The girl who took it during a visit to Ms. Vuolo’s home returned it a few weeks later.

“When I read it today, I’m struck by what is missing,” she writes in “Becoming Free Indeed: My Story of Disentangling Faith from Fear,” her new memoir.

“I was afraid to say the wrong thing, to confess my inner desires, even in a diary. I didn’t express any of the feelings and fears that were a constant part of my childhood.”

At 10, she experienced her TV debut as the daughter of Michelle and Jim Bob Duggar on the wildly popular TLC show “19 Kids and Counting,” and later “Counting On.” She remained on television until she was 27, after a combined 21 seasons of reality television. She grew up in the little black box that is TV.

Her book reflects another box she grew up in: The restrictive and perverse interpretation of the Bible from her youth, based on the teachings of Bill Gothard, founder of the Institute in Basic Life Principles, which enforced meticulous, strict and often misogynistic rules.

How a reader receives this book will depend on if they have ever seen Ms. Vuolo on TV, as well as their experience with, or without, religion.

Unlike the recent memoir “Spare,” Prince Harry’s middle-finger memoir to the monarchy, or the actress Jenette McCurdy’s brutally transparent “I’m Glad My Mom Died,” this book is a reexamination of Ms. Vuolo’s life, not a renouncement of it or her family. While she has rejected the teachings of Mr. Gothard, her parents and some siblings have not.

The reader witnesses Ms. Vuolo walk the tightrope of her own feelings and emotions, teetering between her close family and her own beliefs. At times her froideur toward her family is on blast, and other times that coolness hums in the background like the murmur of a congregation reciting Bible verses.

Ms. Vuolo finds herself disentangling that very word, “disentanglement,” which she prefers to use instead of “deconstruction” — a loaded term in some Christian communities that can mean various things depending on which church and individual defines it. The book takes the reader on her journey as she distinguishes the faith she was taught from her present-day interpretation of the Bible.

“My faith has changed dramatically,” she writes early in the book. “And that should be enough.”

Ms. Vuolo, 29, the sixth child in her family, has two daughters. She writes that she is determined to raise them out of the spotlight — but doesn’t hesitate to name them. When her own TV show came to an end, Ms. Vuolo had to adjust. She’s still adjusting.

“I could hardly remember what it was like to not be on television,” she wrote.

She tackles what she thinks of as freedom during the course of the book with childlike honesty.

“But along my journey of disentanglement, I’ve come to see that unfettered freedom does not produce the good life,” she wrote. “In the end it often leads to more bondage. Why? Because it puts me in charge of my life, and I am not the best judge of what is best for me.
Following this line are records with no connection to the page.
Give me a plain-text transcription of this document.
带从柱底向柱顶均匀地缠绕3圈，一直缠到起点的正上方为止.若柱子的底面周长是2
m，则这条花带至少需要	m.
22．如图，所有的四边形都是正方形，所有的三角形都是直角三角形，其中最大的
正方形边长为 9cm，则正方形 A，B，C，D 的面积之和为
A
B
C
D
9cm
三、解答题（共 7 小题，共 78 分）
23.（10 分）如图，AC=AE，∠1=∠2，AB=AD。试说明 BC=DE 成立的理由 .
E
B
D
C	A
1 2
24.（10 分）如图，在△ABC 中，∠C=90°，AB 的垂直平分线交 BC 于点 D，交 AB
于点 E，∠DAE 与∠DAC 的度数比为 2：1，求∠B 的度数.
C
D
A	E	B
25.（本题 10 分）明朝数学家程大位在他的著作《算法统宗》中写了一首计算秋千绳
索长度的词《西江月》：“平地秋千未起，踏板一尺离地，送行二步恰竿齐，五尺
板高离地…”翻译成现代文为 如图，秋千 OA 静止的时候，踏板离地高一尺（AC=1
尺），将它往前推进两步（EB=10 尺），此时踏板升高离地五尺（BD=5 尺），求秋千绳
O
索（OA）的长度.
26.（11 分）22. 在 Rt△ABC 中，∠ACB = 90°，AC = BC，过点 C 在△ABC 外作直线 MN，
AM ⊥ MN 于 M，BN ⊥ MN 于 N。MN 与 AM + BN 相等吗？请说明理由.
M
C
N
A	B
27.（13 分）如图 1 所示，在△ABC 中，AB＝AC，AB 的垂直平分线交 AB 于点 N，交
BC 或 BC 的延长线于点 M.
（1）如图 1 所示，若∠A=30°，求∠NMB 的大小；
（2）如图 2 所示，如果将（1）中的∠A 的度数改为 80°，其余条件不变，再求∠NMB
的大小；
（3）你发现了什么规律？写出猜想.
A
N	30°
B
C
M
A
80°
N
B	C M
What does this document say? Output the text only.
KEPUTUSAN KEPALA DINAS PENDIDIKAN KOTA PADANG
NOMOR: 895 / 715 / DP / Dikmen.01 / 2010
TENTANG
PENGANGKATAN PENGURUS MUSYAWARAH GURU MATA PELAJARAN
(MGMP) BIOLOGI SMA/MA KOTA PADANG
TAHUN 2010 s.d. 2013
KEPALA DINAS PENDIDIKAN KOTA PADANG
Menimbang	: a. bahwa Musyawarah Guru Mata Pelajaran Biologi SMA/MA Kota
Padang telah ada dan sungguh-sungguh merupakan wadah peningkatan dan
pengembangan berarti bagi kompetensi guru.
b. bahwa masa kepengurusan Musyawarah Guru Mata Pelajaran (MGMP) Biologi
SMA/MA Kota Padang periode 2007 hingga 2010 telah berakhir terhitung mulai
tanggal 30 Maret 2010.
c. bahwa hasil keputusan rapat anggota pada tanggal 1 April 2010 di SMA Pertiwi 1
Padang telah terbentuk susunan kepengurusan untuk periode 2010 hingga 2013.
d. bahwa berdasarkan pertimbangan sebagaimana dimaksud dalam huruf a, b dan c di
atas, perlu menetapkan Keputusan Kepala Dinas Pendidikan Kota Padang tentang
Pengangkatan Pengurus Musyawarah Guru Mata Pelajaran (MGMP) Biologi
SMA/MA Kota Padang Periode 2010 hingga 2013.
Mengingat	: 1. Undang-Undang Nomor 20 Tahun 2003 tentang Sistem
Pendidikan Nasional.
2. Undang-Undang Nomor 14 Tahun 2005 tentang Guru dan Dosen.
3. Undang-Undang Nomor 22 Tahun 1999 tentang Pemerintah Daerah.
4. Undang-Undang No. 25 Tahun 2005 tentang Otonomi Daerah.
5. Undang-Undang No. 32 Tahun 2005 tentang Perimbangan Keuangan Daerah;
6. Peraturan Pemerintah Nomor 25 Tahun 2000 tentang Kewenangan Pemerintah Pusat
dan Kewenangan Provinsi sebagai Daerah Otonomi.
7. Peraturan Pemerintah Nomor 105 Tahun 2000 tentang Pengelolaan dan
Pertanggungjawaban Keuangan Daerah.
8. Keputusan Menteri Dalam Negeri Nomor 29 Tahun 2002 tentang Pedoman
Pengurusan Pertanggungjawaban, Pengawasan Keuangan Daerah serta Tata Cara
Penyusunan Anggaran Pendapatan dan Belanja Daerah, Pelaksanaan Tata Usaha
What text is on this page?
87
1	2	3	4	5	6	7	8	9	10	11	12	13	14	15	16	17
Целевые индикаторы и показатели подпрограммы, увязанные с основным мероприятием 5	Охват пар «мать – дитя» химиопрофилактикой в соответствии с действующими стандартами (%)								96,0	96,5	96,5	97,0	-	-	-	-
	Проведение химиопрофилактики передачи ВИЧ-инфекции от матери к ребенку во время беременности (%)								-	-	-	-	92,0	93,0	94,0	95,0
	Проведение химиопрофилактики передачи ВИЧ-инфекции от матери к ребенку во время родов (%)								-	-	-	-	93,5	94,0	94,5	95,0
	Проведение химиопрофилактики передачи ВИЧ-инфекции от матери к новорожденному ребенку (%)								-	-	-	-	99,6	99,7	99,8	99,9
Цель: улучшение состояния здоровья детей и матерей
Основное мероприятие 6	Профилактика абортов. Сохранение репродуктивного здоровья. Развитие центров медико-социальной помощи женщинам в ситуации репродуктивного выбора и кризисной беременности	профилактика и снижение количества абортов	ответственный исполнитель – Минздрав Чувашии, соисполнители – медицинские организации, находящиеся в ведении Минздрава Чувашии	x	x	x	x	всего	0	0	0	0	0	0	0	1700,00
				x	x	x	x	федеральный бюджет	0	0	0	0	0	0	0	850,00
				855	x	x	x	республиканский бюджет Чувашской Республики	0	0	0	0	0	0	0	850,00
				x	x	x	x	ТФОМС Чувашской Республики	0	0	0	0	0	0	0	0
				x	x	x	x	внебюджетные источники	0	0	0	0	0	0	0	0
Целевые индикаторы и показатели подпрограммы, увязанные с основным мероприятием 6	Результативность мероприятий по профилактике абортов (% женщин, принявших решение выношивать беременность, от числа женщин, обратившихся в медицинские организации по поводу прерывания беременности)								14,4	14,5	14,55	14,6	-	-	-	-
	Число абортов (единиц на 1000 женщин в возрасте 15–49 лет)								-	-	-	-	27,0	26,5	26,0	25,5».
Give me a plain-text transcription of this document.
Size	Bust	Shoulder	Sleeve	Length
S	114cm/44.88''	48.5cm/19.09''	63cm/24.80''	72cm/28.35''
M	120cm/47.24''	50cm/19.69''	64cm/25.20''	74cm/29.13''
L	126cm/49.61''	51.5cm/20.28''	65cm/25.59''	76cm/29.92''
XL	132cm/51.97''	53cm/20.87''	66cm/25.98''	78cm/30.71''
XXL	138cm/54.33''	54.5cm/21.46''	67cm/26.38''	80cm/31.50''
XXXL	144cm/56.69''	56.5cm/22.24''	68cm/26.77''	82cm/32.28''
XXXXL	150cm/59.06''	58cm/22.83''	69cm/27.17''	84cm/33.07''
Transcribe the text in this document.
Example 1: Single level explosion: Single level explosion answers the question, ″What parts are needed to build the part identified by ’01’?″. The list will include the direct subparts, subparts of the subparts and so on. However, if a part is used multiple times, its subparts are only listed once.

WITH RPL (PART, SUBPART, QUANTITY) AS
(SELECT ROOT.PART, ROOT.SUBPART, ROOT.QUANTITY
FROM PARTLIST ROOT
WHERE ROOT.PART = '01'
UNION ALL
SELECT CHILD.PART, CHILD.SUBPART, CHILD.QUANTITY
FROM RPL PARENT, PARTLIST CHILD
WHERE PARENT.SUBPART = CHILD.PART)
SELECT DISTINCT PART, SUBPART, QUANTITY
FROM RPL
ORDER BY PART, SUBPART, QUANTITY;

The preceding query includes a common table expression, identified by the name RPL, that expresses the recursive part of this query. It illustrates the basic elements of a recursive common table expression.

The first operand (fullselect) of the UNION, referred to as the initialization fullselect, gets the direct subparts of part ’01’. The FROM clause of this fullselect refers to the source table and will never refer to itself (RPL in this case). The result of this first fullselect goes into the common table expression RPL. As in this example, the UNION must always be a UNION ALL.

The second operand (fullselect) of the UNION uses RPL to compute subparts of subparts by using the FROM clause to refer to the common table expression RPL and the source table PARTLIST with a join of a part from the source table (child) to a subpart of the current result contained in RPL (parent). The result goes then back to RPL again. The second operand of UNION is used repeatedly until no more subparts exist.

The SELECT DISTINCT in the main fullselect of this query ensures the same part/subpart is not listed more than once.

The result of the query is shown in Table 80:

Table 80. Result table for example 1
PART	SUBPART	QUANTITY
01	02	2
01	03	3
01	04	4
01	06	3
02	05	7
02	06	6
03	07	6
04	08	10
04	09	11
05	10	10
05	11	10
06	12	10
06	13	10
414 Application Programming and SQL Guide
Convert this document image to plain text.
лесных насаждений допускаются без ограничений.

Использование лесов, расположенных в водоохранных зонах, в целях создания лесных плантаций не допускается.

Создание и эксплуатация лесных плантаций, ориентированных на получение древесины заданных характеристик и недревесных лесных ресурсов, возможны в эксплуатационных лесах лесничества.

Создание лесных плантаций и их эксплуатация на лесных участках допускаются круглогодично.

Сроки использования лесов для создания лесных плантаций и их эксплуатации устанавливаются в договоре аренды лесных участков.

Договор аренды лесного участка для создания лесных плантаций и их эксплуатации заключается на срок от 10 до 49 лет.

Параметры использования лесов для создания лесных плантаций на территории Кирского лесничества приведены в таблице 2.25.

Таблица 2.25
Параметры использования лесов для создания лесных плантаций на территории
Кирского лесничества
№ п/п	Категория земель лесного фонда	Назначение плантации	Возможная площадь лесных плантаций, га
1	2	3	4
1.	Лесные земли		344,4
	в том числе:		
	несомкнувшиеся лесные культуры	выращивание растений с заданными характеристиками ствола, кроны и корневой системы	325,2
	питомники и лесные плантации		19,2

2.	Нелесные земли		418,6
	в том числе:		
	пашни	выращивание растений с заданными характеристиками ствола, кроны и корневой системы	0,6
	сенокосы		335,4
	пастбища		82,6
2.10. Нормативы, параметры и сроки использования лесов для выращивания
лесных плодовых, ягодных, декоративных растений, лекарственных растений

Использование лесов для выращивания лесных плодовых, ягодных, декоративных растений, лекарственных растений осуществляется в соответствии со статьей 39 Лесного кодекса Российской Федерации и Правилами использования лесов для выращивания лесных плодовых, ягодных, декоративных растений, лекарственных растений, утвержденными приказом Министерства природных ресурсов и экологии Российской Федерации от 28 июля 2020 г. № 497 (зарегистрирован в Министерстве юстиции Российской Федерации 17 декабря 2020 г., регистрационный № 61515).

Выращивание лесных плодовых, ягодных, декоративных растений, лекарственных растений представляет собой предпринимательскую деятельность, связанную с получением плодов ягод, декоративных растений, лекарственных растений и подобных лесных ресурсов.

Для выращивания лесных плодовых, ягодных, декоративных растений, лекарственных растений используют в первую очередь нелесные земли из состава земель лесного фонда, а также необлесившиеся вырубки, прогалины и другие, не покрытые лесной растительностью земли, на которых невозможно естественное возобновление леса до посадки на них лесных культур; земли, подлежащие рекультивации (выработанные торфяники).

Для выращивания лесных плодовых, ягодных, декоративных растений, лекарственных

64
If given limitless options and the responsibility of figuring out what is going to make me truly happy, I struggle to commit to anything.”

Unfortunately, this book reads like a term paper or English essay called “Why I Deserve to be Happy,” complete with a laundry list of facts rather than the more complicated portrait it could have painted.

The writing is stilted and unconsuming. Ms. Vuolo, author of two previous books, including the New York Times best-selling “Growing Up Duggar,” which she wrote with her three sisters, enlisted Corey Williams as a ghostwriter for this book.

Yet, overall she gets her point across as she struggles with what it means to be a former child reality TV star, a wife, a Christian, a mother and a woman in the world. This book — for better or worse — feels like a long public justification for its author to live the happy, free life she has built for herself.

She, like all of us, should be happy and free — indeed.